29 junio 2006

Pedro

Traigo mi nombre encadenado con eslabones que unen abuelos con nietos. Mi padre se llama como su abuelo, y yo como el mío, su padre.
Atesoro los recuerdos de aquel hombre enjuto, moreno, peinado hacia atrás, siempre elegante en su desprendimiento vital. Hace más de treinta años que murió en un pétreo verano de Madrid y veo a mi padre corriendo deshecho por la galería de la casona lenense, afeitándose a duras penas, urdiendo un viaje apresurado camino de la despedida. Fue mi primera muerte.

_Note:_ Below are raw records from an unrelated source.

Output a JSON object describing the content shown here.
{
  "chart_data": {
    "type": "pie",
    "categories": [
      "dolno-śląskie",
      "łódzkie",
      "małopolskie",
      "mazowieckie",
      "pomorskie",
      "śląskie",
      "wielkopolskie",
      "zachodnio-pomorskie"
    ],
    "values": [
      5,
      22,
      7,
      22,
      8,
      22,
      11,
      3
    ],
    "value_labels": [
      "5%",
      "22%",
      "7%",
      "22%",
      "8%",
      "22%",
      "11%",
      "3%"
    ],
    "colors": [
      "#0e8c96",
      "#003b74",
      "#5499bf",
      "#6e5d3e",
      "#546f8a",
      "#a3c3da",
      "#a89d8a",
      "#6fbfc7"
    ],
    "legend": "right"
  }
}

En el garaje de doña Berenguela-35 el abuelo me prometió mil veces la construcción de un kart equipado con un motor que guardaba como un Santo Grial. Mientras tanto, marcaba letras y números en chapas de latón, a golpe de martillo, acto que dejaba en mí un impacto de magia mecánica que aún me fascina rememorar. Arrancábamos juntos un viejo Land Rover gris, y aquel hombre sencillo se convertía en sacerdote, en pope supremo de la religión de los motores Diesel, ruidosos, potentes, reales. De ahí, al Metro. Un viaje por los arrabales madrileños, fuera de horarios y compromisos, con el nieto derrumbado en su pierna bajo el injusto sol madrileño, con la cabeza vencida. Un recibimiento apoteósico tronando bronca en Doña Berenguela-35 que el pobre abuelo se echó a los hombros con una sonrisa pícara. Pero se lo devolvimos, vaya si se lo devolvimos:
Viaje León-Madrid. Navidades. Quizá 1973 ó 1974. Un motorista siniestro multa al conductor del 850 por pisar la raya continua de aquella carretera infame.
(padre de Sánchez Bolín) No le digas nada al abuelo de la multa.
(S. B.) Vale.
Arribamos a Doña Berenguela-35. Recibimiento jubiloso en el tercer piso, entre jadeos, como siempre.
(abuelo de S. B.). ¿Qué tal ha ido el viaje?